The OUTLIVE Lab examines children and adolescent’s exposure to food, beverage, alcohol and gambling marketing, the healthfulness and power of this marketing, and its health impact. Our research looks at marketing in various media channels, including on television and in digital media (i.e., social media, websites, and applications), and settings, including schools, retail environments, and movie theatres. The OUTLIVE Lab also studies food and beverage sponsorship of sporting events and children’s sports teams.

Additional research conducted by the OUTLIVE Lab examines the practices of industry, including expenditures on food and beverage advertising targeting children, corporate social responsibility, and lobbying activities that impact food and beverage policies. Our research also evaluates current policies and whether they are protecting children and adolescents from marketing.

 

Why we do what we do?

Multiple systematic reviews and meta-analyses of the literature have shown that food, beverage, alcohol, and gambling companies are marketing in ways that target children with advertising for their harmful and addictive products.
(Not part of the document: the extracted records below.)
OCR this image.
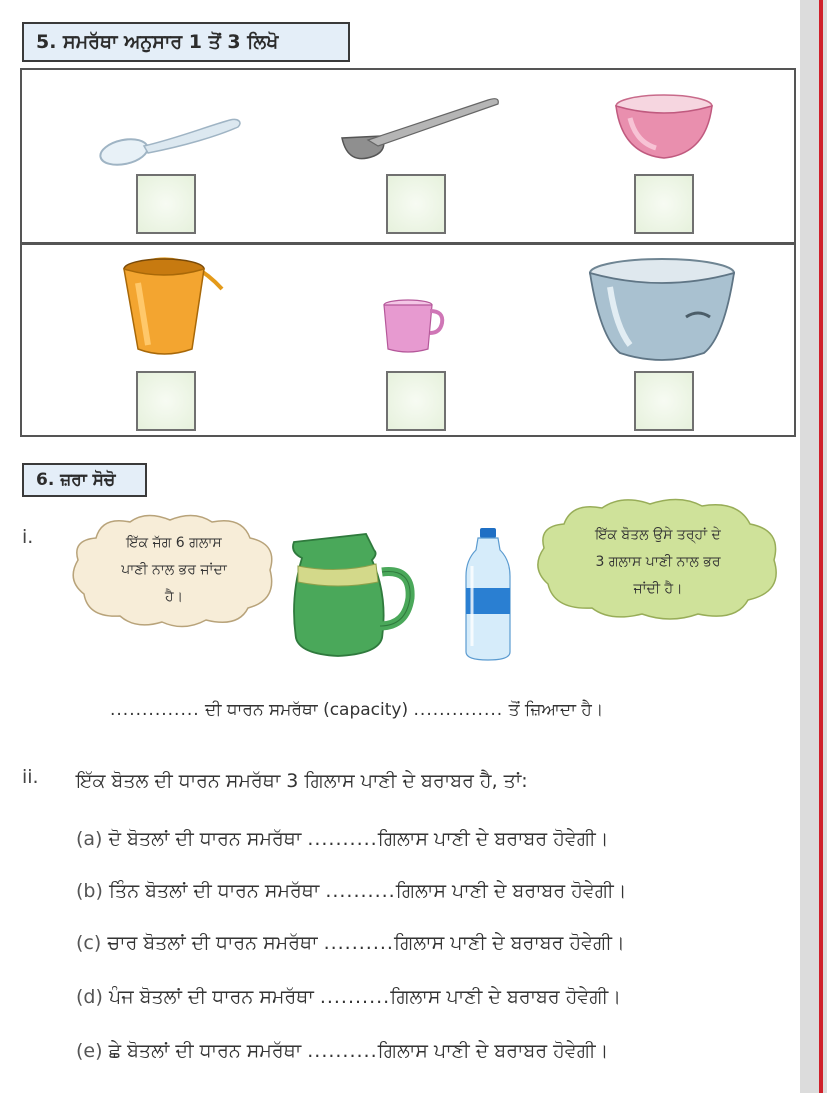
5. ਸਮਰੱਥਾ ਅਨੁਸਾਰ 1 ਤੋਂ 3 ਲਿਖੋ
6. ਜ਼ਰਾ ਸੋਚੋ
i.	ਇੱਕ ਜੱਗ 6 ਗਲਾਸ
ਪਾਣੀ ਨਾਲ ਭਰ ਜਾਂਦਾ
ਹੈ।
ਇੱਕ ਬੋਤਲ ਉਸੇ ਤਰ੍ਹਾਂ ਦੇ
3 ਗਲਾਸ ਪਾਣੀ ਨਾਲ ਭਰ
ਜਾਂਦੀ ਹੈ।
.............. ਦੀ ਧਾਰਨ ਸਮਰੱਥਾ (capacity) .............. ਤੋਂ ਜ਼ਿਆਦਾ ਹੈ।
ii. ਇੱਕ ਬੋਤਲ ਦੀ ਧਾਰਨ ਸਮਰੱਥਾ 3 ਗਿਲਾਸ ਪਾਣੀ ਦੇ ਬਰਾਬਰ ਹੈ, ਤਾਂ:
(a) ਦੋ ਬੋਤਲਾਂ ਦੀ ਧਾਰਨ ਸਮਰੱਥਾ ..........ਗਿਲਾਸ ਪਾਣੀ ਦੇ ਬਰਾਬਰ ਹੋਵੇਗੀ।
(b) ਤਿੰਨ ਬੋਤਲਾਂ ਦੀ ਧਾਰਨ ਸਮਰੱਥਾ ..........ਗਿਲਾਸ ਪਾਣੀ ਦੇ ਬਰਾਬਰ ਹੋਵੇਗੀ।
(c) ਚਾਰ ਬੋਤਲਾਂ ਦੀ ਧਾਰਨ ਸਮਰੱਥਾ ..........ਗਿਲਾਸ ਪਾਣੀ ਦੇ ਬਰਾਬਰ ਹੋਵੇਗੀ।
(d) ਪੰਜ ਬੋਤਲਾਂ ਦੀ ਧਾਰਨ ਸਮਰੱਥਾ ..........ਗਿਲਾਸ ਪਾਣੀ ਦੇ ਬਰਾਬਰ ਹੋਵੇਗੀ।
(e) ਛੇ ਬੋਤਲਾਂ ਦੀ ਧਾਰਨ ਸਮਰੱਥਾ ..........ਗਿਲਾਸ ਪਾਣੀ ਦੇ ਬਰਾਬਰ ਹੋਵੇਗੀ।
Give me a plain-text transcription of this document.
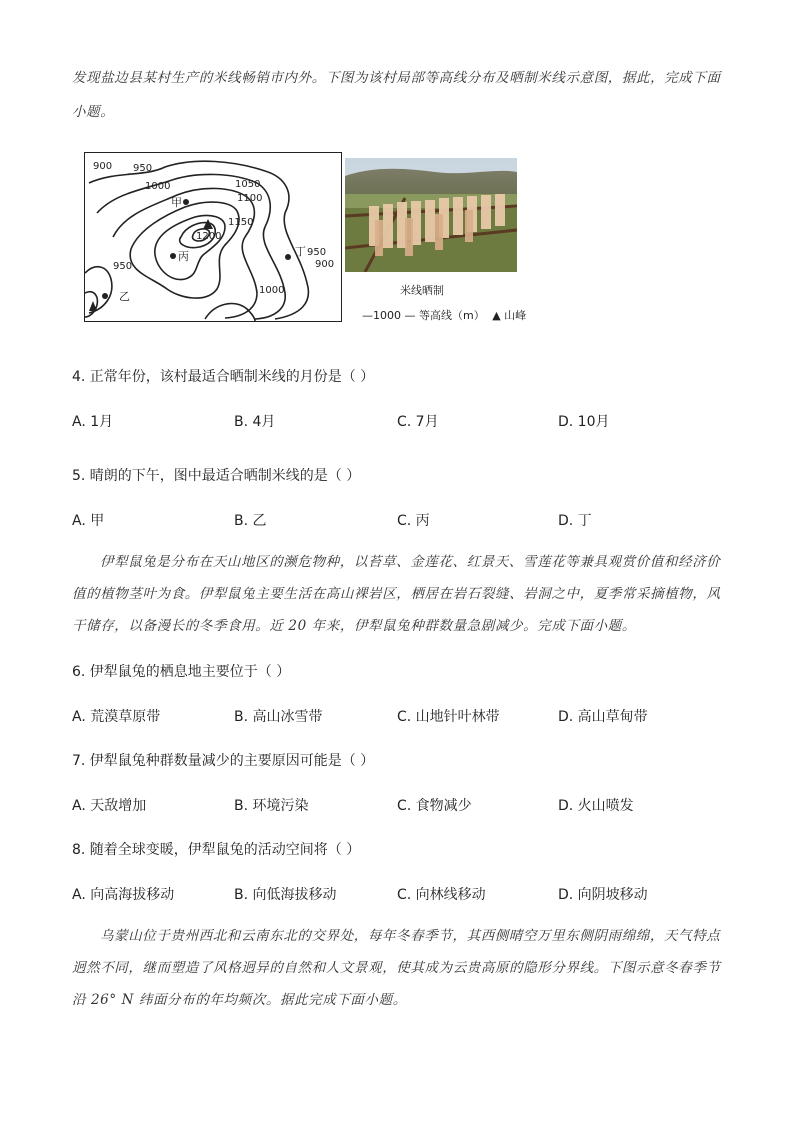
发现盐边县某村生产的米线畅销市内外。下图为该村局部等高线分布及晒制米线示意图，据此，完成下面
小题。
900 950
1000	1050
1100
1150
1200
950
900
950
1000
甲
乙
丙	丁
米线晒制
—1000 — 等高线（m） ▲ 山峰
4. 正常年份，该村最适合晒制米线的月份是（ ）
A. 1月	B. 4月	C. 7月	D. 10月
5. 晴朗的下午，图中最适合晒制米线的是（ ）
A. 甲	B. 乙	C. 丙	D. 丁
伊犁鼠兔是分布在天山地区的濒危物种，以苔草、金莲花、红景天、雪莲花等兼具观赏价值和经济价
值的植物茎叶为食。伊犁鼠兔主要生活在高山裸岩区，栖居在岩石裂缝、岩洞之中，夏季常采摘植物，风
干储存，以备漫长的冬季食用。近 20 年来，伊犁鼠兔种群数量急剧减少。完成下面小题。
6. 伊犁鼠兔的栖息地主要位于（ ）
A. 荒漠草原带	B. 高山冰雪带	C. 山地针叶林带	D. 高山草甸带
7. 伊犁鼠兔种群数量减少的主要原因可能是（ ）
A. 天敌增加	B. 环境污染	C. 食物减少	D. 火山喷发
8. 随着全球变暖，伊犁鼠兔的活动空间将（ ）
A. 向高海拔移动	B. 向低海拔移动	C. 向林线移动	D. 向阴坡移动
乌蒙山位于贵州西北和云南东北的交界处，每年冬春季节，其西侧晴空万里东侧阴雨绵绵，天气特点
迥然不同，继而塑造了风格迥异的自然和人文景观，使其成为云贵高原的隐形分界线。下图示意冬春季节
沿 26° N 纬面分布的年均频次。据此完成下面小题。
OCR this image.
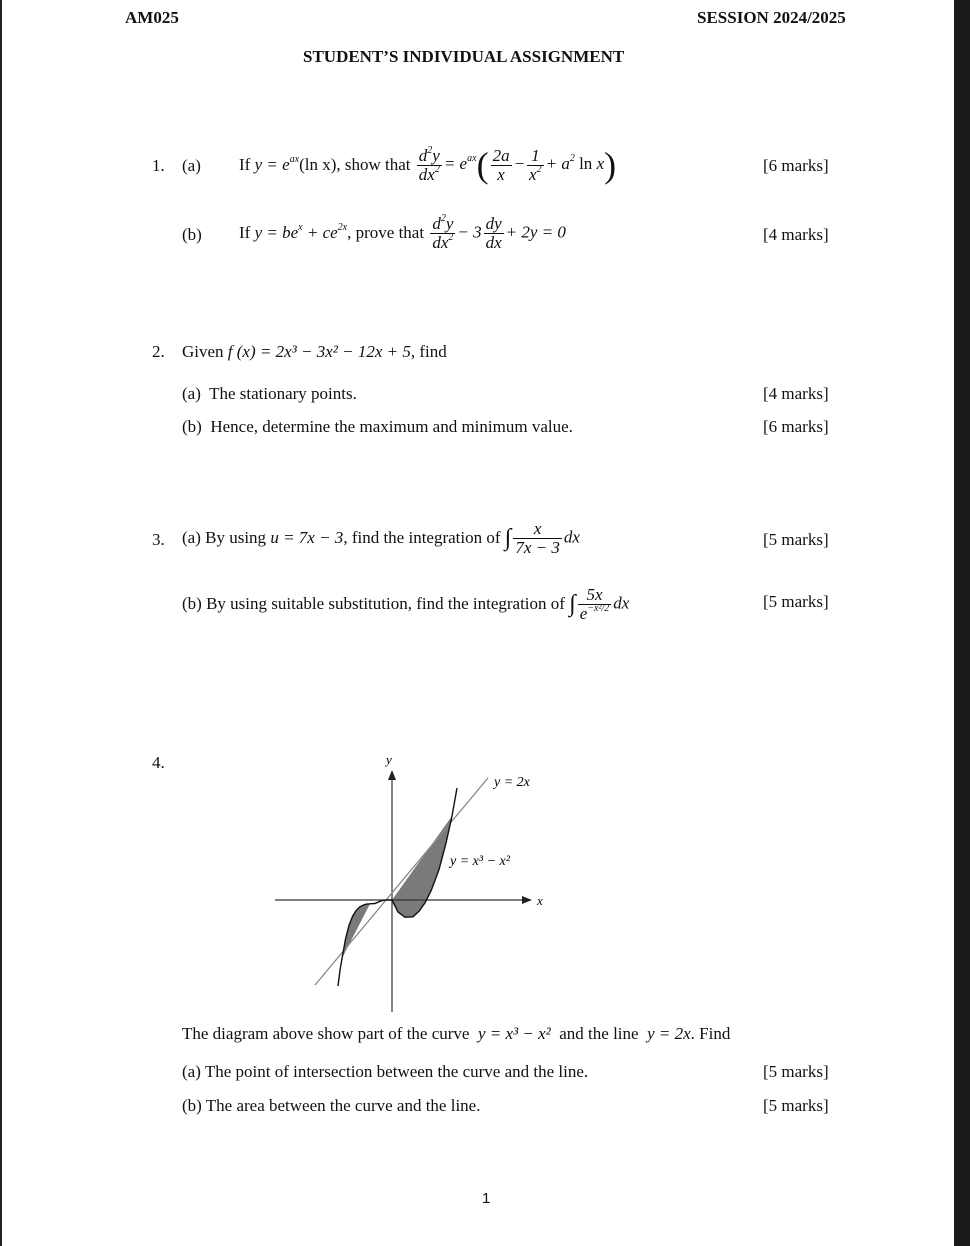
AM025	SESSION 2024/2025
STUDENT’S INDIVIDUAL ASSIGNMENT
1. (a) If
$y = e^{ax}(\ln$ x) , show that
$\frac{d^2y}{dx^2} = e^{ax}( \frac{2a}{x} - \frac{1}{x^2} + a^2$ ln x)	[6 marks]
(b) If
$y = be^x + ce^{2x}$ , prove that
$\frac{d^2y}{dx^2} - 3 \frac{dy}{dx} + 2y = 0$	[4 marks]
2. Given f (x) = 2x³ − 3x² − 12x + 5, find
(a) The stationary points.	[4 marks]
(b) Hence, determine the maximum and minimum value.	[6 marks]
3. (a)
By using
u = 7x − 3 , find the integration of
∫ $\frac{x}{7x - 3}$ dx	[5 marks]
(b)
By using suitable substitution, find the integration of
∫ $\frac{5x}{e^{-x^2/2}}$ dx	[5 marks]
4.	y
x
y = 2x
y = x³ − x²
The diagram above show part of the curve y = x³ − x² and the line y = 2x. Find
(a) The point of intersection between the curve and the line.	[5 marks]
(b) The area between the curve and the line.	[5 marks]
1
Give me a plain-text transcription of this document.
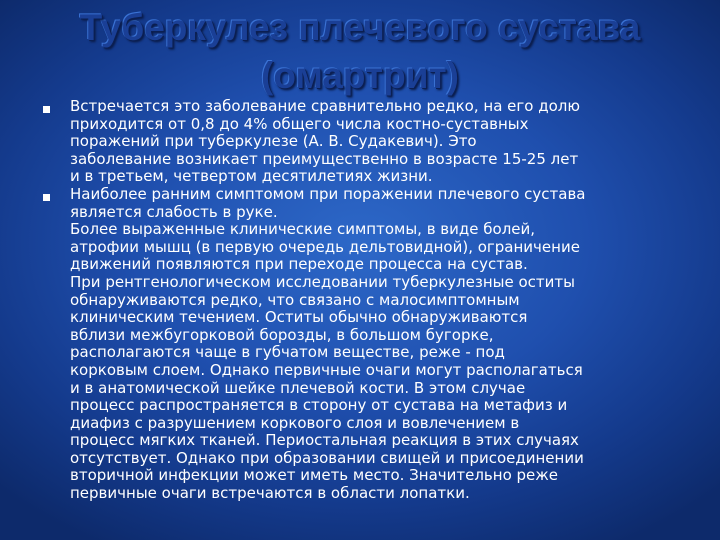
Туберкулез плечевого сустава
(омартрит)
Встречается это заболевание сравнительно редко, на его долю
приходится от 0,8 до 4% общего числа костно-суставных
поражений при туберкулезе (А. В. Судакевич). Это
заболевание возникает преимущественно в возрасте 15-25 лет
и в третьем, четвертом десятилетиях жизни.
Наиболее ранним симптомом при поражении плечевого сустава
является слабость в руке.
Более выраженные клинические симптомы, в виде болей,
атрофии мышц (в первую очередь дельтовидной), ограничение
движений появляются при переходе процесса на сустав.
При рентгенологическом исследовании туберкулезные оститы
обнаруживаются редко, что связано с малосимптомным
клиническим течением. Оститы обычно обнаруживаются
вблизи межбугорковой борозды, в большом бугорке,
располагаются чаще в губчатом веществе, реже - под
корковым слоем. Однако первичные очаги могут располагаться
и в анатомической шейке плечевой кости. В этом случае
процесс распространяется в сторону от сустава на метафиз и
диафиз с разрушением коркового слоя и вовлечением в
процесс мягких тканей. Периостальная реакция в этих случаях
отсутствует. Однако при образовании свищей и присоединении
вторичной инфекции может иметь место. Значительно реже
первичные очаги встречаются в области лопатки.
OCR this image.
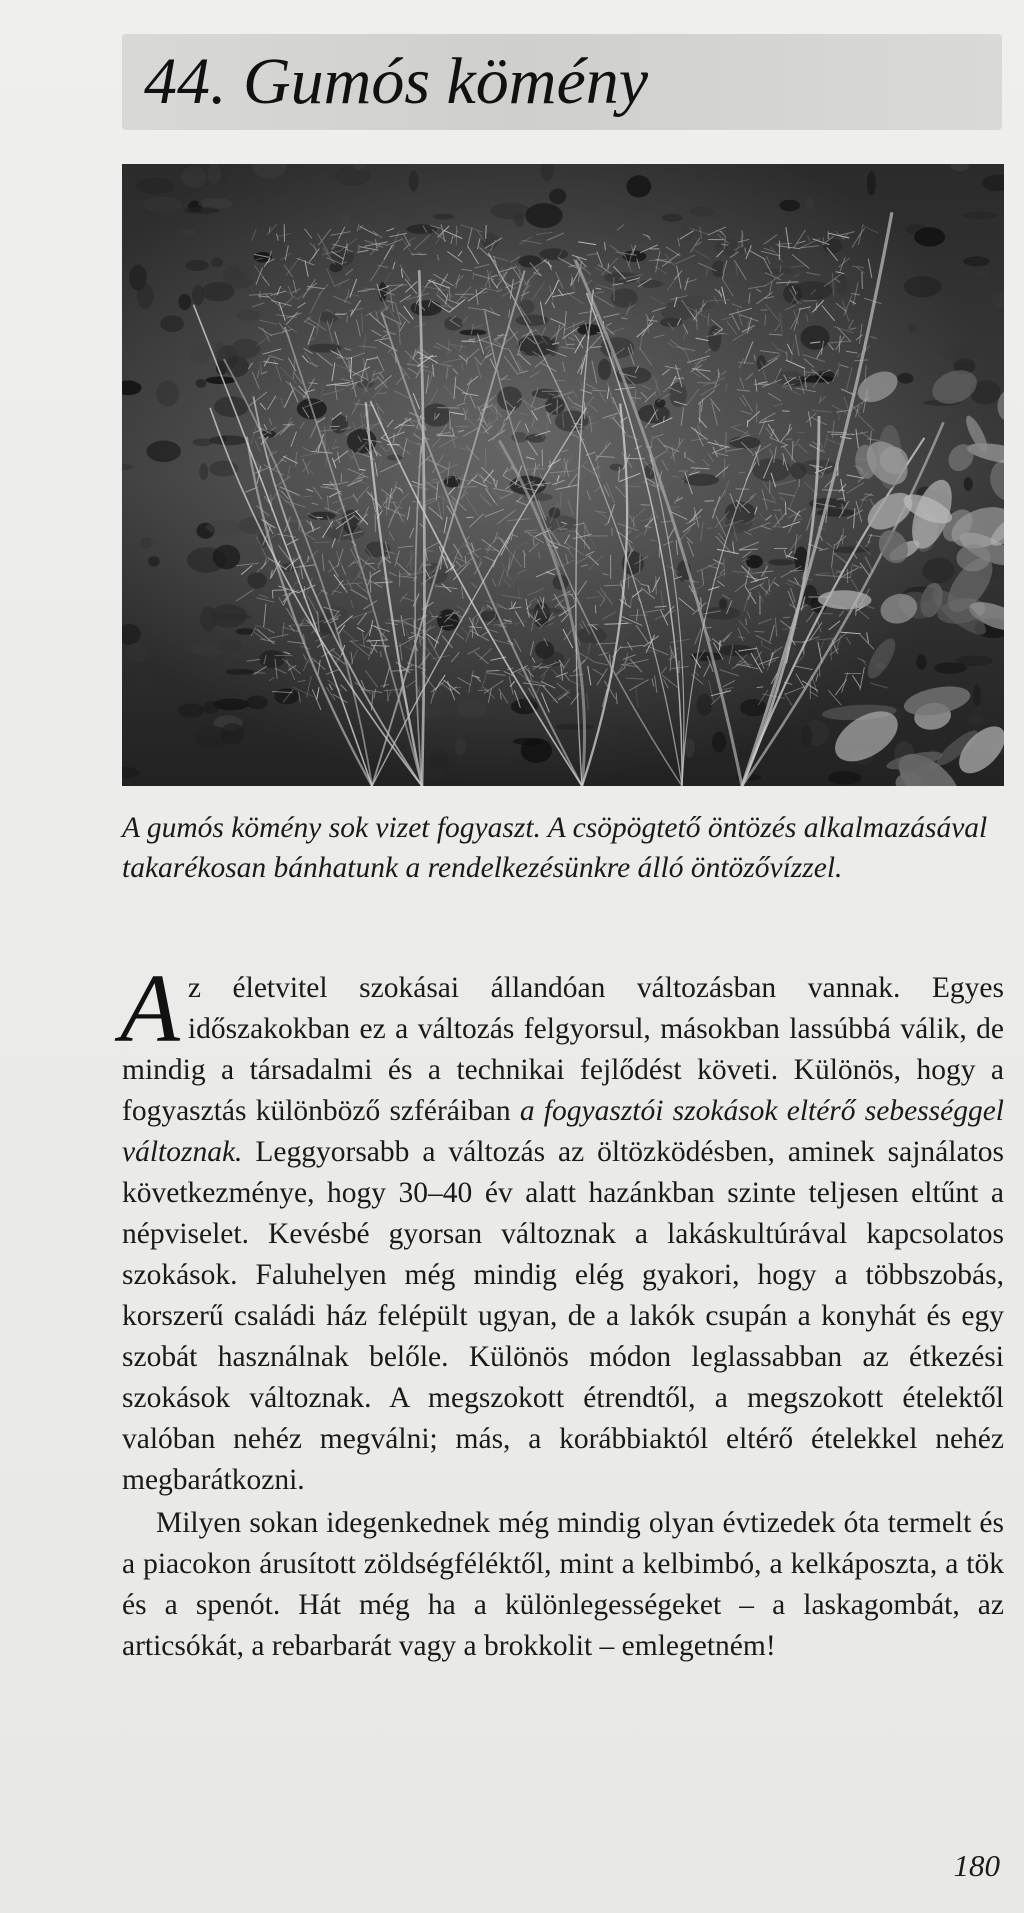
44. Gumós kömény

A gumós kömény sok vizet fogyaszt. A csöpögtető öntözés alkalmazásával takarékosan bánhatunk a rendelkezésünkre álló öntözővízzel.

Az életvitel szokásai állandóan változásban vannak. Egyes időszakokban ez a változás felgyorsul, másokban lassúbbá válik, de mindig a társadalmi és a technikai fejlődést követi. Különös, hogy a fogyasztás különböző szféráiban a fogyasztói szokások eltérő sebességgel változnak. Leggyorsabb a változás az öltözködésben, aminek sajnálatos következménye, hogy 30–40 év alatt hazánkban szinte teljesen eltűnt a népviselet. Kevésbé gyorsan változnak a lakáskultúrával kapcsolatos szokások. Faluhelyen még mindig elég gyakori, hogy a többszobás, korszerű családi ház felépült ugyan, de a lakók csupán a konyhát és egy szobát használnak belőle. Különös módon leglassabban az étkezési szokások változnak. A megszokott étrendtől, a megszokott ételektől valóban nehéz megválni; más, a korábbiaktól eltérő ételekkel nehéz megbarátkozni.

Milyen sokan idegenkednek még mindig olyan évtizedek óta termelt és a piacokon árusított zöldségféléktől, mint a kelbimbó, a kelkáposzta, a tök és a spenót. Hát még ha a különlegességeket – a laskagombát, az articsókát, a rebarbarát vagy a brokkolit – emlegetném!

180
In particular, unhealthy food and beverage advertising is a determinant of childhood obesity and children's food preferences and intake. As a result, the World Health Organization is pushing member states to regulate food and beverage marketing to children. Our research informs food and nutrition policies aimed at the prevention of obesity and related chronic diseases. 

 

“Unless effective population-level interventions to reduce obesity are developed, the steady rise in life expectancy observed in the modern era may soon come to an end and the youth of today may, on average, live less healthy and possibly even shorter lives than their parents.”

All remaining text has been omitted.